Techno-psy doesn’t, as a duty, need to accommodate each person in the singularity of his desire: what a waste of time! What an ugly profit margin! Furthermore, healing with words, that’s witchcraft! No, techno-psy doesn’t listen, it counts, it standardizes, it compares. It observes behaviors, it evaluates troubles, it repairs deficiencies. Zero autonomy: it obeys protocols, does what you tell it, gathers facts, delivers them to research teams. State apparatuses are there from the first steps of its formation, and it will remain at their mercy over time by periodical evaluations. The truth is that techno-psy isn’t a psy: it is an agent of total social control, itself under constant surveillance. I know: we would believe in science fiction. Even Stalin didn’t dare it. Still even stronger than the Stasi, which installed microcomputers where one plugs a technician directly into your brain. Yet it is to precisely this end that the decree of a conclave of functionaries from the Board of Health and from Superior Education is pushing, who in turn are pressing to have it signed by their ministers in Paris, in the mugginess of the month of August.
This beautiful project rests on a slight of hand. It is not enough to program the death of psy people: for when nothing’s left, it’s still necessary to rob it of its name. Techno-psy, I baptize you psychotherapist!
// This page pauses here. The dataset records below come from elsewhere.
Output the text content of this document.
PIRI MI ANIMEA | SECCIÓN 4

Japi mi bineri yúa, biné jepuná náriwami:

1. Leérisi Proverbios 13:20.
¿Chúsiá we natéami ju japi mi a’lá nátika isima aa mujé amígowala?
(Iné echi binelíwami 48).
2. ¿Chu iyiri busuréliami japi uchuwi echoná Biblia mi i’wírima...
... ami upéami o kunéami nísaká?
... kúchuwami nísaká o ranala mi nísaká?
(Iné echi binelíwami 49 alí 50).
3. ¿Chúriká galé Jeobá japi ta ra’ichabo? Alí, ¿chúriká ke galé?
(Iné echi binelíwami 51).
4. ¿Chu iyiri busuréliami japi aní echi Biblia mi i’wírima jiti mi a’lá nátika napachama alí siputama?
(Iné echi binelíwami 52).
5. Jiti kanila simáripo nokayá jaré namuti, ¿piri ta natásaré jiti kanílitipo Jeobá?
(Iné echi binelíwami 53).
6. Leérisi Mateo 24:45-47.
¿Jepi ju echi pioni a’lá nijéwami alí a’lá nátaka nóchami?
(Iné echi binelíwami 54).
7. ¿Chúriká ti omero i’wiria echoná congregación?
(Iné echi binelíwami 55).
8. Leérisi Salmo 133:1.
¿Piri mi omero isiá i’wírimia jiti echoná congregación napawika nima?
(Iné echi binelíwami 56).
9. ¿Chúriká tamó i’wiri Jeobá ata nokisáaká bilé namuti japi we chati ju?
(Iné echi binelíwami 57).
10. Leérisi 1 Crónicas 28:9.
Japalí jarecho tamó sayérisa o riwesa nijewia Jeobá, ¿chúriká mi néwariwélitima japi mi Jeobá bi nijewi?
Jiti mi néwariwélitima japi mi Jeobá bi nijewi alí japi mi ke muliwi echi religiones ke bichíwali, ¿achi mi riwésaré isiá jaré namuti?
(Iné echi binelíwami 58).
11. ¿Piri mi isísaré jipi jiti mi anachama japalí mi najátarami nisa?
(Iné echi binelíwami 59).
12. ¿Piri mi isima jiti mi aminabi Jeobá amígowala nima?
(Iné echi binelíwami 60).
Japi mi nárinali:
From the moment the State Council has begun implementing the law on the title of psychotherapist, the masks will fall: by simple ministerial arrest, it will be the year 1 of the era of techno-psy.
One muses on Brecht: the government, unhappy about its populace, decides to dissolve it and elect another. Or on Lewis Carroll: “The question is,” said Alice, “whether you can make words mean so many different things.” “The question is,” said Humpty Dumpty, “which is to be master—that’s all.”
The worst, however, isn’t sure. It would surprise me that Roselyne Bachelot or Valérie Pécresse want to attach their names to this infamy. Furthermore, there’s also this young woman who publicly testified her debt to psychoanalysis. Becoming the “queen of hearts” of this country, she won’t say: “Psychoanalysis? Off with its head!”